The second cause for the STCZ changes might relate to an expansion and/or intensification of the Subtropical High pressure systems. An expanded Subtropical High prevents intrusions of the subtropical jet and weakens the continental heat lows that occur during summer months and contribute to an intensified zonal pressure gradient[31]. Quantifying the intensity of the subtropical highs is not a simple task when dealing with different climate backgrounds (+ 2–3 °C) as the global pressure weakens in a warmer atmosphere[19]. As such, we compute the stream function at 850 hPa to identify the position and intensity of the pressure systems at low levels relative to the background state (c.f. Methods). We find that the Subtropical High pressure systems, were more intense in the mid-Pliocene in both PlioMIP phases (Fig. 3a,b).

Figure 3

Subtropical high intensification. (a) PlioMIP1 MMM stream function at 850 hPa. Units 10–7 m2 s−1. Inner panels show the multi-model median stream function at the latitude of the maximum stream function for the Pacific, Atlantic and Indian oceans (Methods). Banding indicates inter-quartile range. (b) as ‘a’ but for PlioMIP2. (c) relationship between the change in the position of the subtropical high maximum and the change in the SPCZ precipitation along its diagonal sector. The subtropical high maximum position is computed as the weighted average longitude of the 850 hPa stream function shown in the inner panels of ‘a’ and ‘b’ (see methods). (d) as per ‘c’ but for SACZ.

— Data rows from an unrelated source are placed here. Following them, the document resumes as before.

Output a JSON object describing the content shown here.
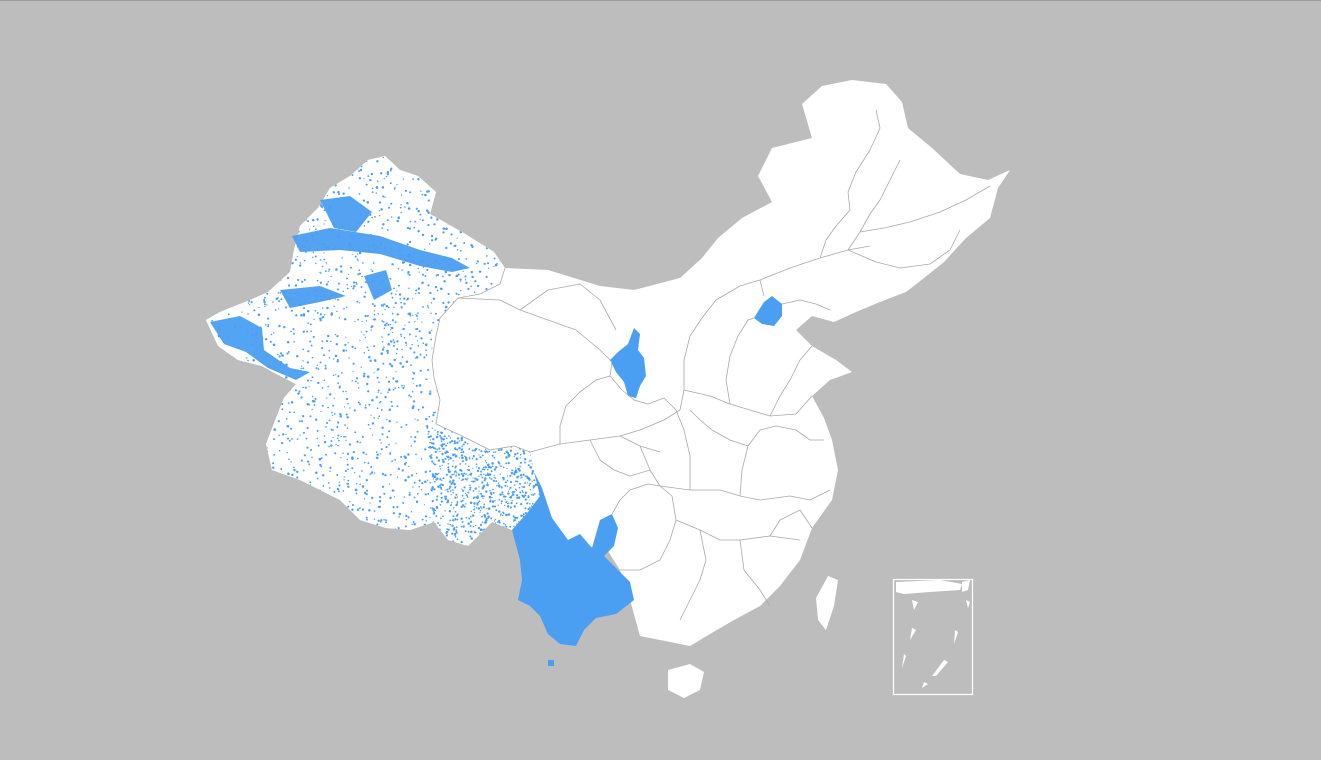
{
  "map": {
    "background_color": "#bdbdbd",
    "land_color": "#ffffff",
    "boundary_color": "#a9a9a9",
    "highlight_color": "#4a9ff2",
    "highlighted_regions": [
      "xinjiang",
      "xizang",
      "yunnan",
      "ningxia",
      "beijing"
    ],
    "inset": "south-china-sea"
  }
}
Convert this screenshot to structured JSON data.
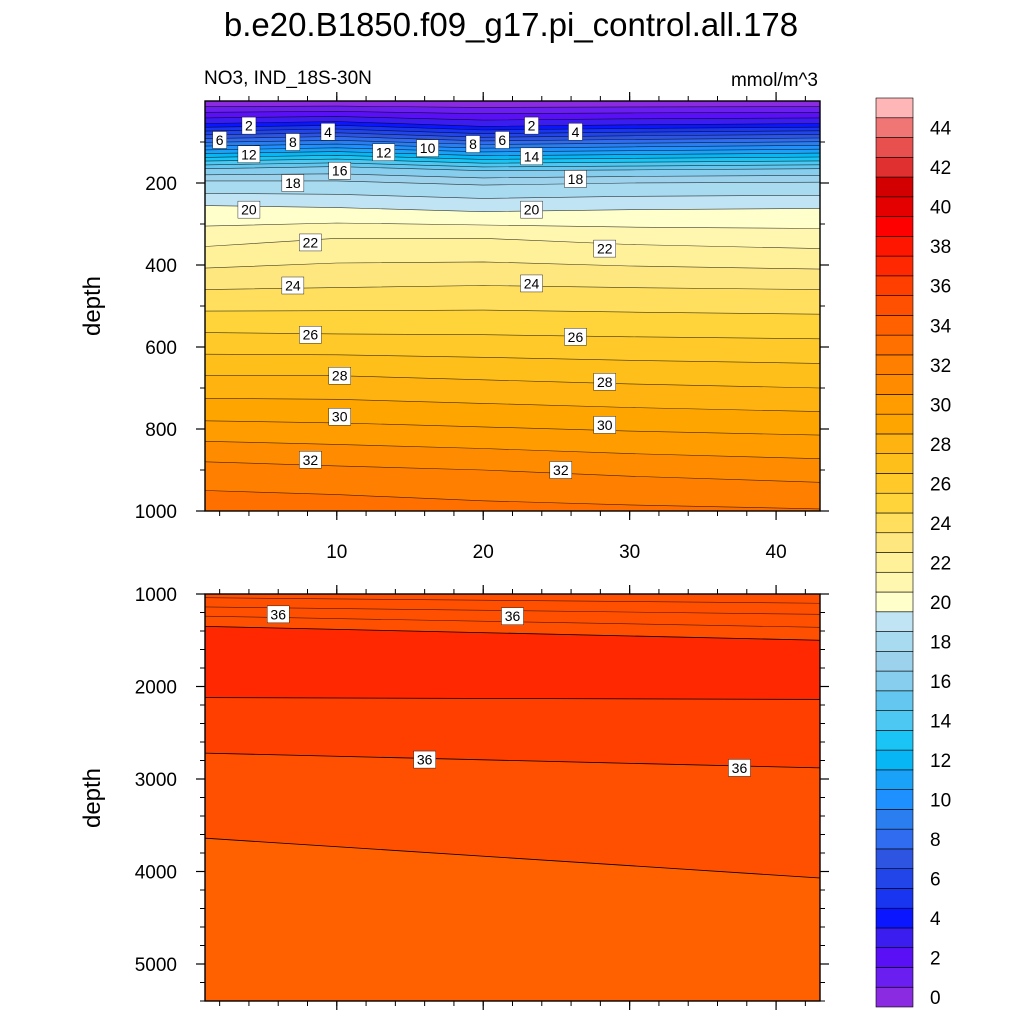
{
  "title": "b.e20.B1850.f09_g17.pi_control.all.178",
  "left_string": "NO3, IND_18S-30N",
  "right_string": "mmol/m^3",
  "colorbar": {
    "tick_labels": [
      "0",
      "2",
      "4",
      "6",
      "8",
      "10",
      "12",
      "14",
      "16",
      "18",
      "20",
      "22",
      "24",
      "26",
      "28",
      "30",
      "32",
      "34",
      "36",
      "38",
      "40",
      "42",
      "44"
    ],
    "colors": [
      "#8a2be2",
      "#6a1ef0",
      "#5a10f5",
      "#3b1df0",
      "#0a16ff",
      "#1a35f0",
      "#2145e8",
      "#2e55e2",
      "#2f6cf0",
      "#2a7ef0",
      "#1e90ff",
      "#1aa2f8",
      "#06b6f5",
      "#1ac4f5",
      "#4cc8f2",
      "#64c7ef",
      "#86cdee",
      "#9cd2ec",
      "#a8daf0",
      "#c0e4f3",
      "#ffffcc",
      "#fff6b0",
      "#fff09a",
      "#ffe780",
      "#ffdf5d",
      "#ffd43a",
      "#ffc92a",
      "#ffbf1a",
      "#ffb310",
      "#ffa500",
      "#ff9c00",
      "#ff8c00",
      "#ff7f00",
      "#ff7000",
      "#ff6000",
      "#ff4f00",
      "#ff3f00",
      "#ff2800",
      "#ff1600",
      "#ff0000",
      "#e50000",
      "#d20000",
      "#e03030",
      "#e85050",
      "#f07575",
      "#ffb6b6"
    ]
  },
  "chart_data": [
    {
      "type": "contour",
      "panel": "upper",
      "variable": "NO3",
      "region": "IND_18S-30N",
      "units": "mmol/m^3",
      "ylabel": "depth",
      "xlim": [
        1,
        43
      ],
      "ylim": [
        1000,
        0
      ],
      "x_ticks": [
        10,
        20,
        30,
        40
      ],
      "y_ticks": [
        200,
        400,
        600,
        800,
        1000
      ],
      "contour_interval": 1,
      "isolines": [
        {
          "level": 4,
          "x": [
            1,
            10,
            20,
            30,
            43
          ],
          "depth": [
            55,
            50,
            62,
            58,
            55
          ]
        },
        {
          "level": 10,
          "x": [
            1,
            10,
            20,
            30,
            43
          ],
          "depth": [
            110,
            105,
            115,
            112,
            108
          ]
        },
        {
          "level": 16,
          "x": [
            1,
            10,
            20,
            30,
            43
          ],
          "depth": [
            165,
            160,
            170,
            168,
            165
          ]
        },
        {
          "level": 18,
          "x": [
            1,
            10,
            20,
            30,
            43
          ],
          "depth": [
            195,
            195,
            205,
            200,
            198
          ]
        },
        {
          "level": 20,
          "x": [
            1,
            10,
            20,
            30,
            43
          ],
          "depth": [
            255,
            260,
            270,
            265,
            262
          ]
        },
        {
          "level": 22,
          "x": [
            1,
            10,
            20,
            30,
            43
          ],
          "depth": [
            355,
            335,
            335,
            350,
            360
          ]
        },
        {
          "level": 24,
          "x": [
            1,
            10,
            20,
            30,
            43
          ],
          "depth": [
            460,
            455,
            450,
            455,
            460
          ]
        },
        {
          "level": 26,
          "x": [
            1,
            10,
            20,
            30,
            43
          ],
          "depth": [
            565,
            568,
            570,
            575,
            580
          ]
        },
        {
          "level": 28,
          "x": [
            1,
            10,
            20,
            30,
            43
          ],
          "depth": [
            670,
            670,
            680,
            690,
            700
          ]
        },
        {
          "level": 30,
          "x": [
            1,
            10,
            20,
            30,
            43
          ],
          "depth": [
            780,
            785,
            795,
            805,
            815
          ]
        },
        {
          "level": 32,
          "x": [
            1,
            10,
            20,
            30,
            43
          ],
          "depth": [
            880,
            890,
            900,
            915,
            930
          ]
        },
        {
          "level": 33,
          "x": [
            1,
            10,
            20,
            30,
            43
          ],
          "depth": [
            950,
            960,
            975,
            985,
            995
          ]
        }
      ],
      "labels": [
        {
          "text": "2",
          "x": 4.0,
          "depth": 60
        },
        {
          "text": "6",
          "x": 2.0,
          "depth": 95
        },
        {
          "text": "4",
          "x": 9.4,
          "depth": 75
        },
        {
          "text": "8",
          "x": 7.0,
          "depth": 100
        },
        {
          "text": "12",
          "x": 4.0,
          "depth": 130
        },
        {
          "text": "12",
          "x": 13.2,
          "depth": 125
        },
        {
          "text": "10",
          "x": 16.2,
          "depth": 115
        },
        {
          "text": "8",
          "x": 19.3,
          "depth": 105
        },
        {
          "text": "6",
          "x": 21.3,
          "depth": 95
        },
        {
          "text": "2",
          "x": 23.3,
          "depth": 60
        },
        {
          "text": "4",
          "x": 26.3,
          "depth": 75
        },
        {
          "text": "14",
          "x": 23.3,
          "depth": 135
        },
        {
          "text": "16",
          "x": 10.2,
          "depth": 170
        },
        {
          "text": "18",
          "x": 7.0,
          "depth": 200
        },
        {
          "text": "18",
          "x": 26.3,
          "depth": 190
        },
        {
          "text": "20",
          "x": 4.0,
          "depth": 265
        },
        {
          "text": "20",
          "x": 23.3,
          "depth": 265
        },
        {
          "text": "22",
          "x": 8.2,
          "depth": 345
        },
        {
          "text": "22",
          "x": 28.3,
          "depth": 360
        },
        {
          "text": "24",
          "x": 7.0,
          "depth": 450
        },
        {
          "text": "24",
          "x": 23.3,
          "depth": 445
        },
        {
          "text": "26",
          "x": 8.2,
          "depth": 570
        },
        {
          "text": "26",
          "x": 26.3,
          "depth": 575
        },
        {
          "text": "28",
          "x": 10.2,
          "depth": 670
        },
        {
          "text": "28",
          "x": 28.3,
          "depth": 685
        },
        {
          "text": "30",
          "x": 10.2,
          "depth": 770
        },
        {
          "text": "30",
          "x": 28.3,
          "depth": 790
        },
        {
          "text": "32",
          "x": 8.2,
          "depth": 875
        },
        {
          "text": "32",
          "x": 25.3,
          "depth": 900
        }
      ]
    },
    {
      "type": "contour",
      "panel": "lower",
      "variable": "NO3",
      "ylabel": "depth",
      "xlim": [
        1,
        43
      ],
      "ylim": [
        5400,
        1000
      ],
      "x_ticks": [
        10,
        20,
        30,
        40
      ],
      "y_ticks": [
        1000,
        2000,
        3000,
        4000,
        5000
      ],
      "bands": [
        {
          "value_range": [
            35,
            36
          ],
          "top_depth": 1000
        },
        {
          "value_range": [
            36,
            37
          ],
          "top_depth": [
            [
              1,
              1350
            ],
            [
              43,
              1500
            ]
          ]
        },
        {
          "value_range": [
            35,
            36
          ],
          "top_depth": [
            [
              1,
              2120
            ],
            [
              43,
              2140
            ]
          ]
        },
        {
          "value_range": [
            34,
            35
          ],
          "top_depth": [
            [
              1,
              2720
            ],
            [
              43,
              2880
            ]
          ]
        },
        {
          "value_range": [
            33,
            34
          ],
          "top_depth": [
            [
              1,
              3640
            ],
            [
              43,
              4070
            ]
          ]
        }
      ],
      "labels": [
        {
          "text": "36",
          "x": 6.0,
          "depth": 1220
        },
        {
          "text": "36",
          "x": 22.0,
          "depth": 1240
        },
        {
          "text": "36",
          "x": 16.0,
          "depth": 2790
        },
        {
          "text": "36",
          "x": 37.5,
          "depth": 2880
        }
      ]
    }
  ]
}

Across all models there is a strong relationship between the change in the position of the Subtropical High and the change in the intensity of the STCZs (Fig. 3c,d), where the models that simulate larger westward displacements of the subtropical high tend to be associated with larger rainfall reduction along both STCZs. The SPCZ comprises two sectors: a western zonal sector, which sometimes merges with the ITCZ in the western Pacific Warm Pool; and, an eastern NE to SW oriented sector[32], extending south-eastward to Cook Islands. Here, we only found significant correlations associated with rainfall changes in the eastern sector. Changes in rainfall at the western SPCZ may be more influenced by changes in the position and temperature of the Western Pacific Warm Pool.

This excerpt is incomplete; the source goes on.